坂本鉄男 イタリア便り カトリック教徒と火葬

 かつてカトリックは、世界が終末を迎えたときに全ての死者が墓からよみがえって元のような肉体の姿に戻り、神の前で最後の審判を受け、天国に昇る者と地獄に落とされる者にえり分けられると信じていた。

 このため、死者の体は再びよみがえることができるように、墓に埋葬されなければならなかったのである。

 だが現在は、世界中に火葬が普及した上、墓地が少なくなってきた。1963年の第2バチカン公会議で規則を緩め、各国の習慣や法律に従い火葬を認めざるを得なくなった。

 実際、バチカン市国のおひざ元であるイタリアでも、統計局によると昨年は火葬が全体の約20%までに増えてきた。

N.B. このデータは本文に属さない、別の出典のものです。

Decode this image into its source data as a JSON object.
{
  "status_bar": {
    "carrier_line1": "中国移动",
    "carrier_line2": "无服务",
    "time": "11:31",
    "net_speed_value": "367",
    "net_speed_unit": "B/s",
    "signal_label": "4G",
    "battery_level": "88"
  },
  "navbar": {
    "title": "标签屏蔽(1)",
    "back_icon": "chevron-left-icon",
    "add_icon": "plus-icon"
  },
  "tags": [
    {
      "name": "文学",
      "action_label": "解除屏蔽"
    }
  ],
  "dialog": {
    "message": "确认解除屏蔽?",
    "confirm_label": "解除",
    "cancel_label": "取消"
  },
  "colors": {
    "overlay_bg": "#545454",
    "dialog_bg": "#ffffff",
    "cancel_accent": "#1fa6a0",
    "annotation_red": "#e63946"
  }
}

 とはいえ、最近のように火葬にした後の遺灰を風で高くまき散らす風葬場ができたり、海や景勝地に散布したり、家族の遺骨を自宅にまつるようなケースが多くなると、明確な規則を作る必要に迫られた。

 この結果、ローマ法王は先頃、教理省を通じ、「土葬が望ましいことはもちろんだが、やむを得ざる場合は火葬をしてもよい。だが遺骨と灰は1つにまとめ、墓地などカトリックにふさわしい場所に保管すべし」と定めた。

 風葬や海にまくなど、もってのほかというわけである。